= Education controversies in the Republic of Ireland =

There have been several educational controversies in Ireland.

==Eileen Flynn==
In 1982 Eileen Flynn, a teacher, was sacked from her teaching post for being pregnant while unmarried.

==Dunboyne Controversy==
In 2002, Tomás Ó Dulaing, the headmaster of Gaelscoil Thúlach na nÓg in Dunboyne, County Meath was dismissed after a controversy over religious education in the school. The school is interdenominational, with education in both Catholic and Church of Ireland faiths. Tomás Ó Dulaing arranged for religious education classes to take place outside regular school hours after consulting with parents and management, but the schools patron body objected and the board of management sacked him. He was sacked for mis-conduct following his unauthorised letter sent to the parents of the children, this dismissal was upheld by the labour court after he withdrew his appeal.

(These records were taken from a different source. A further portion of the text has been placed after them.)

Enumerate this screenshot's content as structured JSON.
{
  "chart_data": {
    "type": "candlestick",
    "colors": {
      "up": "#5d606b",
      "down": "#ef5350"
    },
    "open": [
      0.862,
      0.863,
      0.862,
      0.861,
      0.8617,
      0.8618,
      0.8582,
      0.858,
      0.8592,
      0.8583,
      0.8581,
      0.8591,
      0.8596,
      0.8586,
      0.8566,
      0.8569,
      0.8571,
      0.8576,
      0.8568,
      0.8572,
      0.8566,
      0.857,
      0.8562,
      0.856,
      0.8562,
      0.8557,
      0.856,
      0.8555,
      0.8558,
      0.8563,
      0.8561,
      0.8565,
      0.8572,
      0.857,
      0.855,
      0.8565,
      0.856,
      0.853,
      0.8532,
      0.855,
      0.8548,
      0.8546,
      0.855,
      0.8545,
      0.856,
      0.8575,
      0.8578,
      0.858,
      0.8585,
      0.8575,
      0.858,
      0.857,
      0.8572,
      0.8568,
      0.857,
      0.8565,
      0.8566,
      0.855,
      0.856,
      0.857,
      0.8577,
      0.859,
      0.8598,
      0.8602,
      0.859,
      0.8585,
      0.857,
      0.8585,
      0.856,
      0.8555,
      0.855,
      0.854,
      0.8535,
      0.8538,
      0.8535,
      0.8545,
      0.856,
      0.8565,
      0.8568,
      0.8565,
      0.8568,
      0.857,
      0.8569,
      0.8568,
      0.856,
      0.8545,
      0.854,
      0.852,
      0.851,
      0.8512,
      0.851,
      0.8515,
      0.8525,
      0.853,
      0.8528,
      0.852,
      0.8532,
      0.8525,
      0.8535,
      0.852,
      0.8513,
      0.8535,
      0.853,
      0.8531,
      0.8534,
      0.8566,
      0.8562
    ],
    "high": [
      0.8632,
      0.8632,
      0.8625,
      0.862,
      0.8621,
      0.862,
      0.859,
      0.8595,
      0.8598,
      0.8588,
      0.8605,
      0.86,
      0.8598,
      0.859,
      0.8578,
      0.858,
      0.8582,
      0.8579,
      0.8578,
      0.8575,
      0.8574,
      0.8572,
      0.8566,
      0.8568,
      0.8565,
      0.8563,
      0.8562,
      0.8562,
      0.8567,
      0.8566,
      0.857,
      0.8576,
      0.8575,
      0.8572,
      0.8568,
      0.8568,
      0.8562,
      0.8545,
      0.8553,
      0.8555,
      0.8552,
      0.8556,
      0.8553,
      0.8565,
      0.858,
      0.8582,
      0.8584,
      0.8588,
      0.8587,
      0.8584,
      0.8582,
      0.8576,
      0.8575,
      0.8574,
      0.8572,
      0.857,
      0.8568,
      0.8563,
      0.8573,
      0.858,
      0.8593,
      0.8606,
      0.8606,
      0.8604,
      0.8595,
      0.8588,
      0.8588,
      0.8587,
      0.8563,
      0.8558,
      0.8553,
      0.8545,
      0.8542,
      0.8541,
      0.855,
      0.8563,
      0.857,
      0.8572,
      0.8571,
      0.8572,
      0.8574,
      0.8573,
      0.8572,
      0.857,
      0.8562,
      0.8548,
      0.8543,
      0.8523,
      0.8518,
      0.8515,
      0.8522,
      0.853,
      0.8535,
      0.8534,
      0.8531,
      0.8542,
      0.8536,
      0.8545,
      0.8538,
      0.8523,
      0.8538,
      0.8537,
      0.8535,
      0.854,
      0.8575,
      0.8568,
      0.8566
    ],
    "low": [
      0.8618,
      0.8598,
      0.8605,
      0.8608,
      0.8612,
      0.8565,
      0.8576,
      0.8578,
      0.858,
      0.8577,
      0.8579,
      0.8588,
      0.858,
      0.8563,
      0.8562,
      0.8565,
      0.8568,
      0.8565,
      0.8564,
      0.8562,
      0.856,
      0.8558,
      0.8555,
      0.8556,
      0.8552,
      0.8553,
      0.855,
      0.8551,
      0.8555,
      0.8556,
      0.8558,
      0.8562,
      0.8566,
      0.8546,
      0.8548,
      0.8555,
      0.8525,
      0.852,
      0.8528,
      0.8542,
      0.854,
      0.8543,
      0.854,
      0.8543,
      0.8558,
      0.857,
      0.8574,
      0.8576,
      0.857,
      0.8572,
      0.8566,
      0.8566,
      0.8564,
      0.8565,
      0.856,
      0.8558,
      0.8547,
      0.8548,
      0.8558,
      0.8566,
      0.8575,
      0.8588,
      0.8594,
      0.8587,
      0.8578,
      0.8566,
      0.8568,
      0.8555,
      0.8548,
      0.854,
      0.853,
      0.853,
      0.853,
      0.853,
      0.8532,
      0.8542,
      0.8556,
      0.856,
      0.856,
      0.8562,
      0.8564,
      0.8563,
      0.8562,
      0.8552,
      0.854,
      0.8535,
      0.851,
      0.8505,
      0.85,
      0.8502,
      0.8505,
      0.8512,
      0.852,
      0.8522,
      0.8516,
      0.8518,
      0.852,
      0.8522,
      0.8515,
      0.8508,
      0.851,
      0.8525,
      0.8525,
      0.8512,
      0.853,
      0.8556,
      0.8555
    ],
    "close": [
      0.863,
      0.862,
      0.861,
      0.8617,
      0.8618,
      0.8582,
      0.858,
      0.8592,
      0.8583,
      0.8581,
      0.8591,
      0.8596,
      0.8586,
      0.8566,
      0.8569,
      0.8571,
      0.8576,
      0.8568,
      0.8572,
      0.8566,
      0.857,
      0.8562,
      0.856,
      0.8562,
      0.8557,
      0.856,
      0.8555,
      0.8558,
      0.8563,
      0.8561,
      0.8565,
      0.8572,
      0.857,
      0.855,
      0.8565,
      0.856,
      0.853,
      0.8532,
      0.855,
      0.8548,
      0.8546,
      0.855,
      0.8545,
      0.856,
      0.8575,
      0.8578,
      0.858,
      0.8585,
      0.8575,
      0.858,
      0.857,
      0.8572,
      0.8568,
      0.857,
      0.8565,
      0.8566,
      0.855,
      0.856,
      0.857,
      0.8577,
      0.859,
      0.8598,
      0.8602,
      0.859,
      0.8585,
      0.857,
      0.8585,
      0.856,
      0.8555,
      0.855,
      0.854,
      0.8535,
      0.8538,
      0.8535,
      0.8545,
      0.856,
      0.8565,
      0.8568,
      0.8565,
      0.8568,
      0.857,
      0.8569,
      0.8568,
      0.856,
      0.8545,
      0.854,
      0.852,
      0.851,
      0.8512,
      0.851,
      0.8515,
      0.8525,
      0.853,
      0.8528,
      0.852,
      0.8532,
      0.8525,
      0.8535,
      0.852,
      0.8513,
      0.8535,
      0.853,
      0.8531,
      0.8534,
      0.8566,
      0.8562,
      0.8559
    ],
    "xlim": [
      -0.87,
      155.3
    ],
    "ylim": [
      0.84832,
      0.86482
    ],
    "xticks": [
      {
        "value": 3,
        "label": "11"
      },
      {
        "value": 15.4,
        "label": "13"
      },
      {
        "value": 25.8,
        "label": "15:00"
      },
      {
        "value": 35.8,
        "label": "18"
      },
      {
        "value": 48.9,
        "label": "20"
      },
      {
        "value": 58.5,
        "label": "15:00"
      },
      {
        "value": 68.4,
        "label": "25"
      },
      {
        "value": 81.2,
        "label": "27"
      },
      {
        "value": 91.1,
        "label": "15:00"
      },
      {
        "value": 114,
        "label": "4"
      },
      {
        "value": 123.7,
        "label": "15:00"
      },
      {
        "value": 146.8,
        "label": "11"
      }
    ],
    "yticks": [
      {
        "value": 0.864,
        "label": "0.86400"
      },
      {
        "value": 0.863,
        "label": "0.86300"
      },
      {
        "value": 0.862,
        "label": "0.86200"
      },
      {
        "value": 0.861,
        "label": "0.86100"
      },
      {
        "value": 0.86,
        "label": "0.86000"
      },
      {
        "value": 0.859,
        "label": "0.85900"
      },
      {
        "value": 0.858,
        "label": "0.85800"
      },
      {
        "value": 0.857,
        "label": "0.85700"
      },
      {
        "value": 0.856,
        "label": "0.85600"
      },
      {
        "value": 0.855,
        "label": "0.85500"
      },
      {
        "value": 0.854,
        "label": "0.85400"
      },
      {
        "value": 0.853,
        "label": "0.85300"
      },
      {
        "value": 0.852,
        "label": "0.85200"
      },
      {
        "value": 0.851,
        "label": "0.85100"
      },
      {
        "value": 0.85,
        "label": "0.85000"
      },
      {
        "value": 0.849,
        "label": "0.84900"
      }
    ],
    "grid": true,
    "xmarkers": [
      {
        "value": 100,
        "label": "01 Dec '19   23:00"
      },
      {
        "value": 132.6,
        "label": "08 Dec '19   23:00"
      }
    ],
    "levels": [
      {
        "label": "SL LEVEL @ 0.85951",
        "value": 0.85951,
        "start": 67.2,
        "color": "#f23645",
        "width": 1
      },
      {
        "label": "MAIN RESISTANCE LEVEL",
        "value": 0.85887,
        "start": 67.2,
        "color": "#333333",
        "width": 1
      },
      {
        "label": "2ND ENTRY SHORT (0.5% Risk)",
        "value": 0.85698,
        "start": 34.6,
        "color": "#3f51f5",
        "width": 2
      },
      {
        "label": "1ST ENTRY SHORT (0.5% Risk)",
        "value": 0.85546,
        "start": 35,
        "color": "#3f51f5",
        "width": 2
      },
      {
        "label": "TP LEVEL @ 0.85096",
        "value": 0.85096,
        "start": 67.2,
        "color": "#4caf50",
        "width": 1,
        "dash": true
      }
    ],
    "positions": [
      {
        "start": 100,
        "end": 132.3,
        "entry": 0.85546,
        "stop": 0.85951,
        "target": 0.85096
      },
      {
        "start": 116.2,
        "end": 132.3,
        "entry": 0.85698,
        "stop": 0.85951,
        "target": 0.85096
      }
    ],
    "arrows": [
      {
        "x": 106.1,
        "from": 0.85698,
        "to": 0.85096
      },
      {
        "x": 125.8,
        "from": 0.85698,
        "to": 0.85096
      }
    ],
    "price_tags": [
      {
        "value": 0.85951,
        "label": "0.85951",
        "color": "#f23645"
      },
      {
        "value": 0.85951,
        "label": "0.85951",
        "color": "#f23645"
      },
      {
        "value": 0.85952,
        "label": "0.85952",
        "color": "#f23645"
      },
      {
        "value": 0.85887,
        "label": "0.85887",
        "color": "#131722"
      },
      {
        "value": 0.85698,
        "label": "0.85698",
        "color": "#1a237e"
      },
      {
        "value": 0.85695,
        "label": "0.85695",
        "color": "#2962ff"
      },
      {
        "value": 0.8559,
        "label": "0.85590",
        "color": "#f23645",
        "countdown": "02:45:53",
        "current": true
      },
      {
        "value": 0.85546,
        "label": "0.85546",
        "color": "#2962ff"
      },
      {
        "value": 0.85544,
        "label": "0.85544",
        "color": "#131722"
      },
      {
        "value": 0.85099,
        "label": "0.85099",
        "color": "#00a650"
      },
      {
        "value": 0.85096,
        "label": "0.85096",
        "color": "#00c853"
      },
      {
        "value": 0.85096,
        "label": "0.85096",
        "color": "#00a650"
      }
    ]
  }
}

==Balbriggan Controversy==
In 2007, controversy broke when a school in Balbriggan was reported to have only black pupils, all Irish-born, leading to accusations of de facto segregation in the school system. Some claimed it was an unintended consequence of the school enrolment policies, others blamed the state failing to plan for growth in the area. Because of the shortage of school places, an Educate Together school that was scheduled to open in 2008 was opened a year ahead of schedule.

==Drogheda Controversy==
During the 2009 Leaving Certificate examination, a school in Drogheda, County Louth handed out English Paper Two instead of English Paper One. As a result, the original date for English Paper Two was reset to the following Saturday with a different, contingency paper.

==Protestant Schools grant controversy==
As part of the fallout of the 2009 Irish government budget, the minority Protestant population in the Republic were particularly incensed by cuts announced by the Minister for Education to grants previously available to the 21 Protestant denomination secondary schools which breached a 40-year-old agreement reached when free secondary education was introduced in the Republic by the then Minister for Education, Donogh O'Malley. Under that agreement, Protestant secondary schools which had to provide a boarding element (and therefore charge fees) to provide education for the widespread but sparse Protestant population were treated in the same manner as "free" Roman Catholic schools. The Protestant community in return accepted that they could not expect the State to provide a "free" secondary school in every locality, and that they would have to pay a level of fees to educate their children. It was planned that Protestant churches through their administration of the grants provided by the Department would ensure that those least able to pay fees are assisted to the greatest extent possible.

In October 2008, the Minister of Education grouped these Protestant schools which provided boarding for students living at a distance into the same category as Roman Catholic schools which charged fees. This change meant that the schools must employ fewer teachers per child, and the schools would not receive government funding for non-teaching staff, as the free Roman Catholic schools do. Opposition to these cuts was being mounted by the Church of Ireland, the Methodist Church and the Presbyterian Church as well as the schools and parents.

See Protestant Schools grant controversy.

==Leaving Certificate 2010 cheating controversy==
In June 2010 a student alleged on boards.ie that cheating in the Leaving Certificate exams was happening in her school. The State Examinations Commission confirmed that it was investigating the allegations.

On 13 June 2017 it was confirmed that someone somehow took a picture of Irish Paper 2 and was sent to a Facebook group of about 3000 teachers. The State Examinations Commission is now ongoing the investigation.

==Ban of Muslim Veil==
At the start of the 2010–2011 term there was controversy over an announcement that a number of Catholic run second level schools in Ireland have imposed a ban on Muslim girls covering their faces with a full veil, although head scarfs are allowed. Sikhs who attend Catholic run boys schools are allowed wear a turban.

The opposition Labour party education spokesperson (later minister of education Ruairi Quinn) had earlier called for a head scarf ban.